The police wrote to the KCAA boss Emile Arao requesting the production of documents.

“This office is investigating an alleged matter of theft of aircraft parts reported by Avmax Aircraft Leasing Inc,” reads part of the letter.

“It is alleged that the stolen aircraft part with a reduction gear Box S/No. AG0042 was fitted to one of the complainant’s aircraft at the time of registration. As a matter of urgency and towards our investigations, we request that you furnish us with certified copies of initial Certificate of Airworthiness issue documents pertaining to Aircraft Reg. No 5Y- CGL and SY-RJS.”

“Certificate of registration pertaining to Aircraft Reg. No. 5Y-CGL and 5Y- RJS. Any other relevant information that can assist in the investigation,” added the letter.

Arao acknowledged receipt of the DCI letter dated September 27 on October 6 and sent the required documents.

“As requested, please find attached certified copies of certificates relating to aircraft nationality and registration marks 5Y-CGL and 5Y-RJS. The certificates of airworthiness indicating the date of initial issues and renewals and certificate registration (Cof R).”

In the documents shared by KCAA boss, ownership of the disputed aircraft is Avmax, based in Canada and the name of leaser is Fly540, with the lease agreement signed in 2018.

An investigation showed there was indeed a reason for Avmax to complain.

“There was a valid reason for Avmax aircraft leasing Inc. complaint and subsequent grounding of the aircraft by the authority,” reads the report by the team signed by Mr A. Lumutu and E Mungai.

“The details of RGB s/N:AG0042, propeller hub, actuator and blades on engine no. 2 match with the details provided by Avmax to be investigated,” the report recommended.

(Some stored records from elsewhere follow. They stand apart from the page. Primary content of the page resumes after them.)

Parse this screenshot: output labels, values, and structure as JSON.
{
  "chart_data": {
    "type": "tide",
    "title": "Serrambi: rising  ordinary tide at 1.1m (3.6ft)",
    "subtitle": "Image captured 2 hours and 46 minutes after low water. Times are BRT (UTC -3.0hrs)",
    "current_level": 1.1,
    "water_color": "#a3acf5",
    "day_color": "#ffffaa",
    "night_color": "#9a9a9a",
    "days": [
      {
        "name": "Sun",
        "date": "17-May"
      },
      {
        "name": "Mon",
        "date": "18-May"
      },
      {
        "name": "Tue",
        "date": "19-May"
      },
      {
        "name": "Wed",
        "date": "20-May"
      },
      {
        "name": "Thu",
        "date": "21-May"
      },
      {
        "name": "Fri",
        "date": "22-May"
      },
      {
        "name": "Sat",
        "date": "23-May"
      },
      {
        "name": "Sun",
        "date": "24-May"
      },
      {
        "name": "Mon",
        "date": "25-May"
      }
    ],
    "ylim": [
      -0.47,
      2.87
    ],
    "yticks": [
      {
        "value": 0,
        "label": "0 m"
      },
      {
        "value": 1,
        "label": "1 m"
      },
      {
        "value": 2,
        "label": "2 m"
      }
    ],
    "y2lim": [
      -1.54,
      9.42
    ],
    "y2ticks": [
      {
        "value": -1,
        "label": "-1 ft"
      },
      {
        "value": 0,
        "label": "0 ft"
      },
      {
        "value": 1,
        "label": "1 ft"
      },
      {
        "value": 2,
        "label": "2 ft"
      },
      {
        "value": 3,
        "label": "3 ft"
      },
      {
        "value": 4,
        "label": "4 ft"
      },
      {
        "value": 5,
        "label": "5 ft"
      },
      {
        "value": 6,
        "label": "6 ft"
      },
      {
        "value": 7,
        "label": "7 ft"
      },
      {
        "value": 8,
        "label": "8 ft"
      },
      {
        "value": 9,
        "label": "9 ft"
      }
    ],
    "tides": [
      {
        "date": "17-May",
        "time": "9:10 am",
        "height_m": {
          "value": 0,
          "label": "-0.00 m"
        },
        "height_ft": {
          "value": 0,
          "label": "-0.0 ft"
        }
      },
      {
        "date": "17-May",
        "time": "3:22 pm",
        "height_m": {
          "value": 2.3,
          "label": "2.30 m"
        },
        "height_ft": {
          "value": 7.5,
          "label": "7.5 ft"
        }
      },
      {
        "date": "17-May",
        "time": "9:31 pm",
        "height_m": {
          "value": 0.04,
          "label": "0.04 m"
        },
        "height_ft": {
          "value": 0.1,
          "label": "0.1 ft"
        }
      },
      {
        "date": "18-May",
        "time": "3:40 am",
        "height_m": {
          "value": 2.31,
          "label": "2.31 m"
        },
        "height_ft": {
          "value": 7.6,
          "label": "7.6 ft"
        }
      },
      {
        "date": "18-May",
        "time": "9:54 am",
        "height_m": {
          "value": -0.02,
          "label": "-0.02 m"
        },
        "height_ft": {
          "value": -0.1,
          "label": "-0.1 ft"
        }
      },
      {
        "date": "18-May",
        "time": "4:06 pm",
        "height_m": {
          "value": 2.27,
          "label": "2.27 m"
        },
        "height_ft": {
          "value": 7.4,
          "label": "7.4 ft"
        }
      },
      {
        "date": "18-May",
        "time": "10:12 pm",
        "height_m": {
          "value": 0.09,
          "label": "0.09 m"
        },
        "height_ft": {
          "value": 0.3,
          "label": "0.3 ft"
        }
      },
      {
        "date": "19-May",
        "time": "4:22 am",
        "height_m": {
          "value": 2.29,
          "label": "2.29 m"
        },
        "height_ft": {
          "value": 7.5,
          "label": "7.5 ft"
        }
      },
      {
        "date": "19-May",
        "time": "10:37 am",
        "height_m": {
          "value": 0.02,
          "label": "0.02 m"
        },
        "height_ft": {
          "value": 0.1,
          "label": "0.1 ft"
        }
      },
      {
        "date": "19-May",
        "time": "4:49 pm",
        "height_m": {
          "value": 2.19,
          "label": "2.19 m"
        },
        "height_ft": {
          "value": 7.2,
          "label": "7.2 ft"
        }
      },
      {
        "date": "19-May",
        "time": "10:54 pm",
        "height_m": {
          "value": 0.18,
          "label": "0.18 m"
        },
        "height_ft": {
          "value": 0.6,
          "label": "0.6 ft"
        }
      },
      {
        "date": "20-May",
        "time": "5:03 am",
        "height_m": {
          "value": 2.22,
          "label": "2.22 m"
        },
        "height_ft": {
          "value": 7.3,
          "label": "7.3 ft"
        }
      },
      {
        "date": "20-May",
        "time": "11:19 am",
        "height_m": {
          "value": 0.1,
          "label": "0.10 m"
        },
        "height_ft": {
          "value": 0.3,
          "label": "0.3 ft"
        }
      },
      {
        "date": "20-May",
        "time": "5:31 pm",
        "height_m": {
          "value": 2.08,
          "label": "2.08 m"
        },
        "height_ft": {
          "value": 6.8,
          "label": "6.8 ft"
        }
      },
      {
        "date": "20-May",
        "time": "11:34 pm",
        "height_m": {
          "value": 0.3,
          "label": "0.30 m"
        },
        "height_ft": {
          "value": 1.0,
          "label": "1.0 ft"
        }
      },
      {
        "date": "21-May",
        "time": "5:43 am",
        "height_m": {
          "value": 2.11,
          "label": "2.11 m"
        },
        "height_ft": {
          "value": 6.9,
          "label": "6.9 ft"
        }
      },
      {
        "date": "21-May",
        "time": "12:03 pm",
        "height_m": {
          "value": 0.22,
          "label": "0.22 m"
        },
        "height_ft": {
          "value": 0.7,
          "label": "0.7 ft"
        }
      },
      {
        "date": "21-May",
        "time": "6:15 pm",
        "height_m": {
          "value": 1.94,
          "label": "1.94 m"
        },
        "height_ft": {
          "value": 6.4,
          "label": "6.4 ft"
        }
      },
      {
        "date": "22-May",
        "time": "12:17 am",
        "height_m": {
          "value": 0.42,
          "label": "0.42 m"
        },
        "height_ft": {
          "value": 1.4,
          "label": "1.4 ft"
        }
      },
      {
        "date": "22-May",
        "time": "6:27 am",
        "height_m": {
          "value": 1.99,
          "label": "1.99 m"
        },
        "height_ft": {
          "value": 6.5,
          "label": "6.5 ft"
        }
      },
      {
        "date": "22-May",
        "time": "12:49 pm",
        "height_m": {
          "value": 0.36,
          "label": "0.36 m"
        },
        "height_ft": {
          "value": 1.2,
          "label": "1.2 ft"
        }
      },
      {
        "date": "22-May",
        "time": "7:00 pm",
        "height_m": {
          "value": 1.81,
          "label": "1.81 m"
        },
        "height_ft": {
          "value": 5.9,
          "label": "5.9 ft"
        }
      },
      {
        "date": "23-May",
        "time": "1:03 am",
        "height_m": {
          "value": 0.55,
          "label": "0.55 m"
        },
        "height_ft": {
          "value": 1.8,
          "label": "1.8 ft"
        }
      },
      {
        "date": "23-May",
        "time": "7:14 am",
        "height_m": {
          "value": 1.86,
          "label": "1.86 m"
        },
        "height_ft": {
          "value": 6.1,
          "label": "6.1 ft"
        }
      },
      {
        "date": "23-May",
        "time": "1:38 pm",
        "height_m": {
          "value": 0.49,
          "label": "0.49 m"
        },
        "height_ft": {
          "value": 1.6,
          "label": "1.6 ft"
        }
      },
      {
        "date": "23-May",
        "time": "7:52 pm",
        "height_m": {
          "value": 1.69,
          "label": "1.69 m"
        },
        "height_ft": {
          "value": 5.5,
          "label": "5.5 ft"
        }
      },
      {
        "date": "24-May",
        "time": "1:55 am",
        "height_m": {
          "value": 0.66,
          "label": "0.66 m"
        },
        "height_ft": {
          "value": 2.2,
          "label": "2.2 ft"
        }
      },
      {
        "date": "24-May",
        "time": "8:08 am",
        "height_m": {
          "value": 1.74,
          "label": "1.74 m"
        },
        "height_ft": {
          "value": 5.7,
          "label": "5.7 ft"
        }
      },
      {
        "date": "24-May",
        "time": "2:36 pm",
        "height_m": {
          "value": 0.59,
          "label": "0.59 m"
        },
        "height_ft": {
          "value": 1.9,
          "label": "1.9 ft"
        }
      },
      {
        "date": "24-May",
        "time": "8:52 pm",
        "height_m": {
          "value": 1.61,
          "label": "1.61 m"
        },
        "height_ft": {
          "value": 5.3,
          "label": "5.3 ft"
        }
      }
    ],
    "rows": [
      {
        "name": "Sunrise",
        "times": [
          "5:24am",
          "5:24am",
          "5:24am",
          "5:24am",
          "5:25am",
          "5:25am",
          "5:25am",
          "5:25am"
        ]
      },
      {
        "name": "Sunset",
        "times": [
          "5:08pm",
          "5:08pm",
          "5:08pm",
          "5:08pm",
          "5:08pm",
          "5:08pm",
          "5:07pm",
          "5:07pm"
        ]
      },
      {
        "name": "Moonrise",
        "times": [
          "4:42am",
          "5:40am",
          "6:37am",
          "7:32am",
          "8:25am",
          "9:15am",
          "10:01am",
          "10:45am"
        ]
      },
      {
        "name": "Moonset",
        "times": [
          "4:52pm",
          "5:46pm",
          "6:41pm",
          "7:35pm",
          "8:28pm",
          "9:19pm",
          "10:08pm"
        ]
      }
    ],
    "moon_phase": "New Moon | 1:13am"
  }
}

Specifically, a gearbox engine allegedly stolen at Wilson Airport, was later recovered in South Africa after probe, already sold to another firm.

Avmax Technical Manager Africa Russ McNeil in one of the complaint letters to DCI, documents three people alleged to have been to the aircraft at Wilson, also included in the OB.

On April 8, Five Forty Aviation Limited also appointed Peter Nganga of Petfiend auctioneers to recover the sum of $207,600 as cost for storage of aircraft Reg. No SY-BUZ.

The Canadian aircraft leasing firm recently moved to court to stop the auction of its two planes, arguing that it has nothing to do with the current debt Fly540 owes the State parastatals.